All small interfering RNA (siRNA) used were part of a commercially available siGENOME SMART pool (Dharmacon). Four individual siRNAs targeting 4 oligonucleotides with following sequences were mixed: 5′-CAUCAUCGCUCAUGCGUCA-3′, 5′-UGUCAUACGUUGGCUGUUA-3′, 5′-GGUAAUCACCAACCAGGUA-3′, and 5′-GAGAUCAUACAGAUAACUA-3′.
Cells were treated with a final siRNA concentration of 200nM in serum-free media using DharmaFECT (Dharmacon) transfection reagents to deliver siRNA into ES cells. Cells were incubated at 37°C and 5% CO2 for 48h post-transfection.
Total RNA from cultured cells was extracted using an RNeasy Mini Kit (Qiagen), according to the manufacturer’s protocol. Total RNA was quantified using a NanoDrop 2000 Spectrophotometer (Thermo Fisher, DE, USA).
To determine the expression level of gene regions and relationships between a gene product and its biological process, we used the fragments per kilobase per million (FPKM) method, utilizing the Gene Set Enrichment Analysis (GSEA) with GSEA java software. Transcript analysis was performed using StringTie (https://ccb.jhu.edu/software/stringtie/).
This work was supported by grants to K.P.K. from the National Research Foundation of Korea funded by the Ministry of Science, ICT & Future Planning (No. 2012M3A9C6050367; 2014R1A2A1A11051584; No. 2017R1A2B2005603).
E.H.C. and K.P.K. designed the experiments and analyzed the results. E.H.C. and S.B.Y. performed experiments.

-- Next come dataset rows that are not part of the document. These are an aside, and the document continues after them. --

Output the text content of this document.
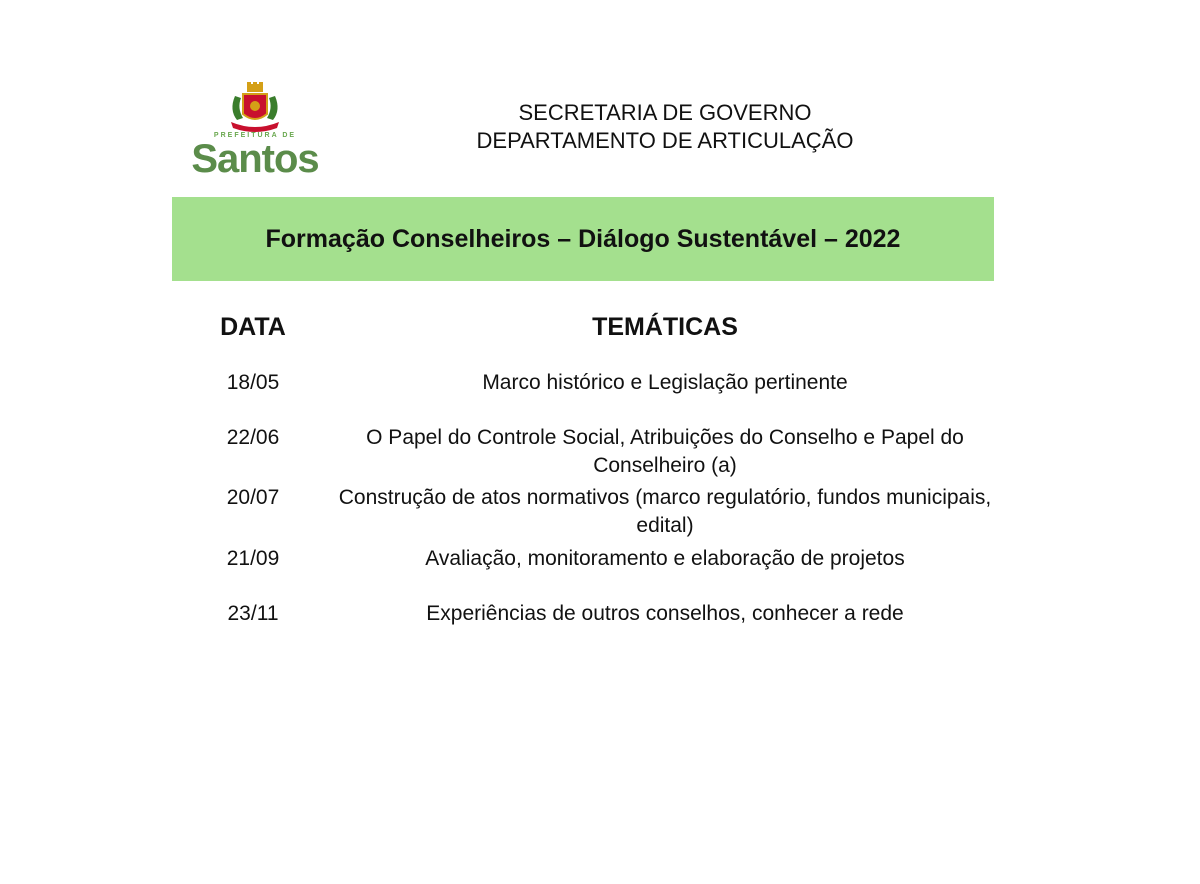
PREFEITURA DE
Santos
SECRETARIA DE GOVERNO
DEPARTAMENTO DE ARTICULAÇÃO
Formação Conselheiros – Diálogo Sustentável – 2022
DATA	TEMÁTICAS
18/05	Marco histórico e Legislação pertinente
22/06	O Papel do Controle Social, Atribuições do Conselho e Papel do Conselheiro (a)
20/07	Construção de atos normativos (marco regulatório, fundos municipais, edital)
21/09	Avaliação, monitoramento e elaboração de projetos
23/11	Experiências de outros conselhos, conhecer a rede
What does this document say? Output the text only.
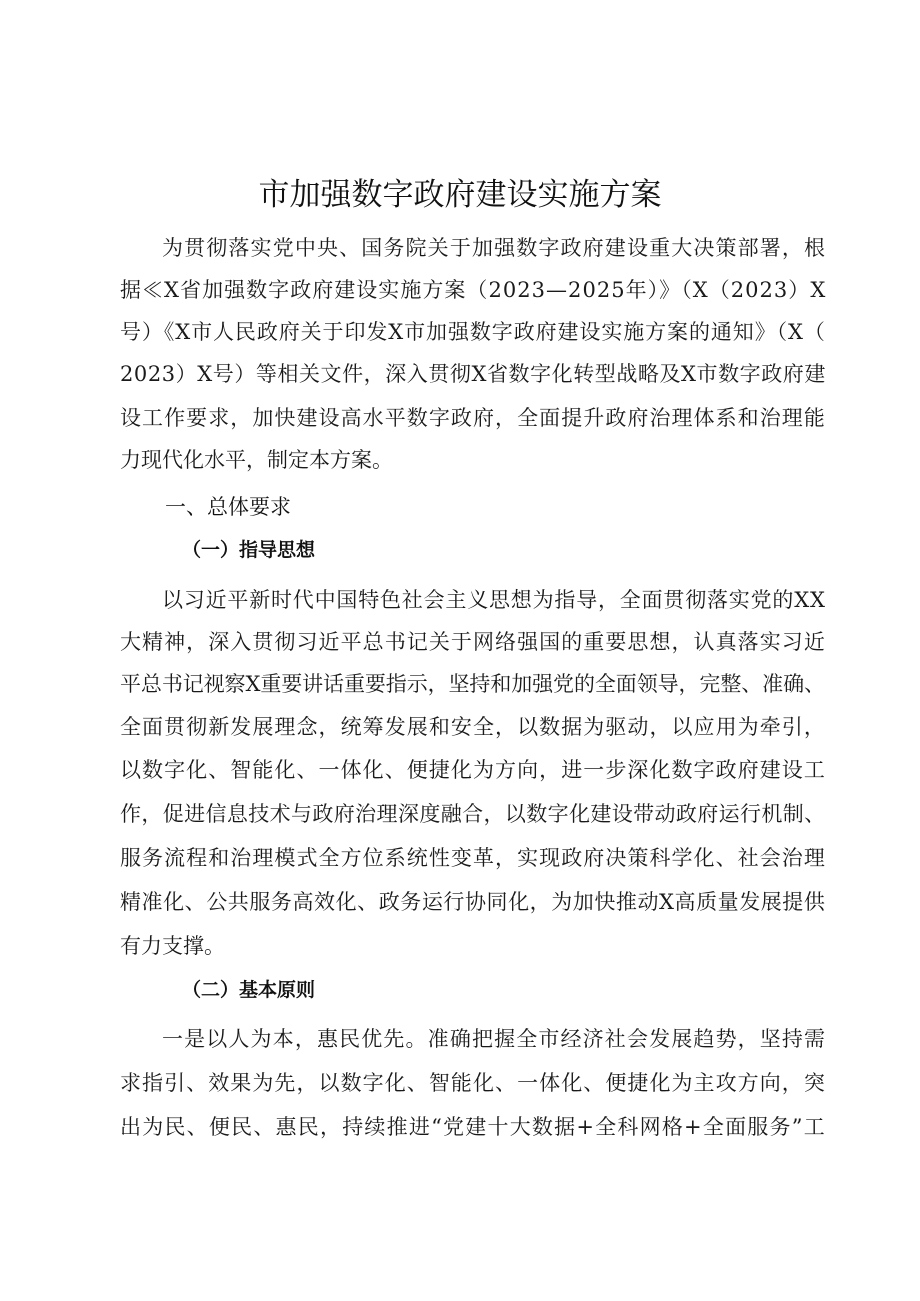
市加强数字政府建设实施方案
为贯彻落实党中央、国务院关于加强数字政府建设重大决策部署，根
据≪X省加强数字政府建设实施方案（2023—2025年）》（X（2023）X
号）《X市人民政府关于印发X市加强数字政府建设实施方案的通知》（X（
2023）X号）等相关文件，深入贯彻X省数字化转型战略及X市数字政府建
设工作要求，加快建设高水平数字政府，全面提升政府治理体系和治理能
力现代化水平，制定本方案。
一、总体要求
（一）指导思想
以习近平新时代中国特色社会主义思想为指导，全面贯彻落实党的XX
大精神，深入贯彻习近平总书记关于网络强国的重要思想，认真落实习近
平总书记视察X重要讲话重要指示，坚持和加强党的全面领导，完整、准确、
全面贯彻新发展理念，统筹发展和安全，以数据为驱动，以应用为牵引，
以数字化、智能化、一体化、便捷化为方向，进一步深化数字政府建设工
作，促进信息技术与政府治理深度融合，以数字化建设带动政府运行机制、
服务流程和治理模式全方位系统性变革，实现政府决策科学化、社会治理
精准化、公共服务高效化、政务运行协同化，为加快推动X高质量发展提供
有力支撑。
（二）基本原则
一是以人为本，惠民优先。准确把握全市经济社会发展趋势，坚持需
求指引、效果为先，以数字化、智能化、一体化、便捷化为主攻方向，突
出为民、便民、惠民，持续推进“党建十大数据+全科网格+全面服务”工
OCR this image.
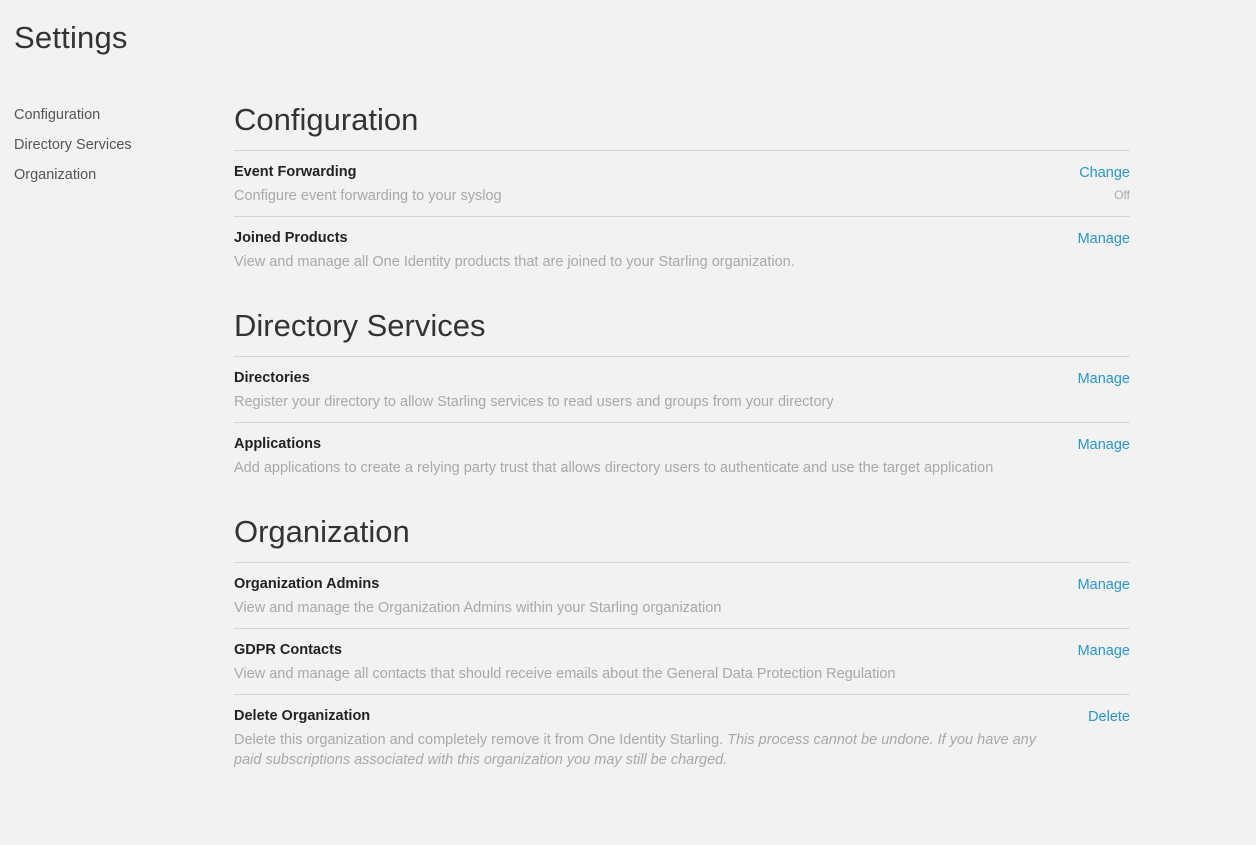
Settings
Configuration
Directory Services
Organization
Configuration
Event Forwarding
Configure event forwarding to your syslog
Change
Off
Joined Products
View and manage all One Identity products that are joined to your Starling organization.
Manage
Directory Services
Directories
Register your directory to allow Starling services to read users and groups from your directory
Manage
Applications
Add applications to create a relying party trust that allows directory users to authenticate and use the target application
Manage
Organization
Organization Admins
View and manage the Organization Admins within your Starling organization
Manage
GDPR Contacts
View and manage all contacts that should receive emails about the General Data Protection Regulation
Manage
Delete Organization
Delete this organization and completely remove it from One Identity Starling. This process cannot be undone. If you have any paid subscriptions associated with this organization you may still be charged.
Delete
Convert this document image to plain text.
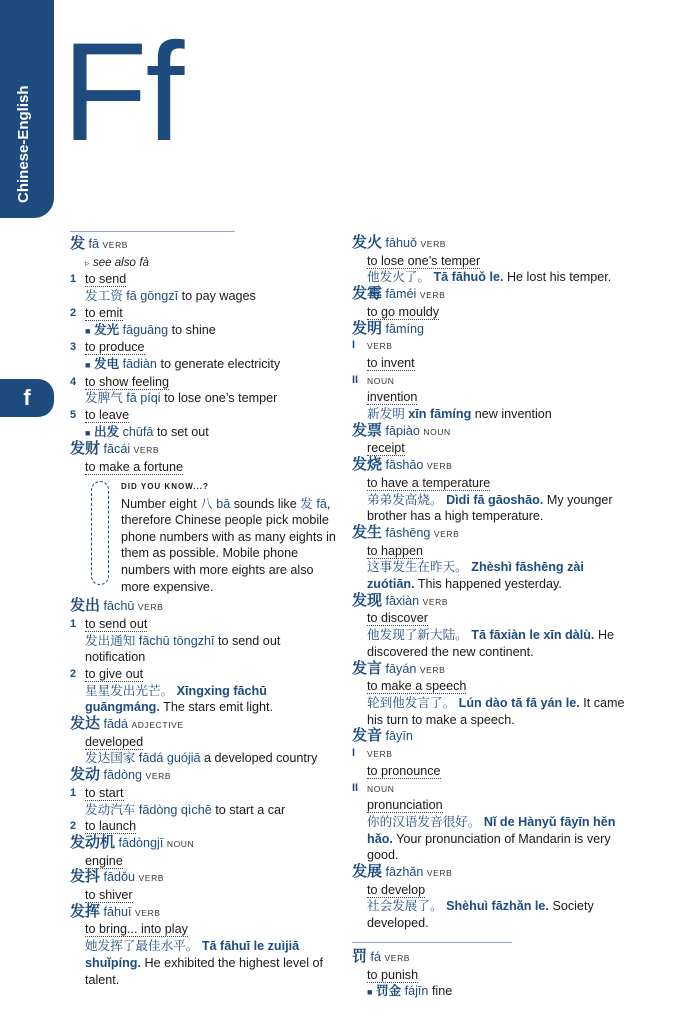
Chinese-English
f
Ff

发 fā VERB

▹ see also fà

1 to send

发工资 fā gōngzī to pay wages

2 to emit

■ 发光 fāguāng to shine

3 to produce

■ 发电 fādiàn to generate electricity

4 to show feeling

发脾气 fā píqi to lose one’s temper

5 to leave

■ 出发 chūfā to set out

发财 fācái VERB

to make a fortune

DID YOU KNOW...?

Number eight 八 bā sounds like 发 fā, therefore Chinese people pick mobile phone numbers with as many eights in them as possible. Mobile phone numbers with more eights are also more expensive.

发出 fāchū VERB

1 to send out

发出通知 fāchū tōngzhī to send out notification

2 to give out

星星发出光芒。 Xīngxing fāchū guāngmáng. The stars emit light.

发达 fādá ADJECTIVE

developed

发达国家 fādá guójiā a developed country

发动 fādòng VERB

1 to start

发动汽车 fādòng qìchē to start a car

2 to launch

发动机 fādòngjī NOUN

engine

发抖 fādǒu VERB

to shiver

发挥 fāhuī VERB

to bring... into play

她发挥了最佳水平。 Tā fāhuī le zuìjiā shuǐpíng. He exhibited the highest level of talent.

发火 fāhuǒ VERB

to lose one’s temper

他发火了。 Tā fāhuǒ le. He lost his temper.

发霉 fāméi VERB

to go mouldy

发明 fāmíng

I VERB

to invent

II NOUN

invention

新发明 xīn fāmíng new invention

发票 fāpiào NOUN

receipt

发烧 fāshāo VERB

to have a temperature

弟弟发高烧。 Dìdi fā gāoshāo. My younger brother has a high temperature.

发生 fāshēng VERB

to happen

这事发生在昨天。 Zhèshì fāshēng zài zuótiān. This happened yesterday.

发现 fāxiàn VERB

to discover

他发现了新大陆。 Tā fāxiàn le xīn dàlù. He discovered the new continent.

发言 fāyán VERB

to make a speech

轮到他发言了。 Lún dào tā fā yán le. It came his turn to make a speech.

发音 fāyīn

I VERB

to pronounce

II NOUN

pronunciation

你的汉语发音很好。 Nǐ de Hànyǔ fāyīn hěn hǎo. Your pronunciation of Mandarin is very good.

发展 fāzhǎn VERB

to develop

社会发展了。 Shèhuì fāzhǎn le. Society developed.

罚 fá VERB

to punish

■ 罚金 fájīn fine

K.P.K. and E.H.C. wrote the manuscript. K.P.K. and K.S.P. supervised the design of the experiments.
The authors declare that they have no competing interests.
Electronic supplementary material
Supplementary information accompanies this paper at 10.1038/s41598-017-11951-1.
Accession code: RNA-Seq data of the mouse cell line are accessible in the NCBI Sequence Read Archive under Accession Numbers SRX2030573 and SRX2030574.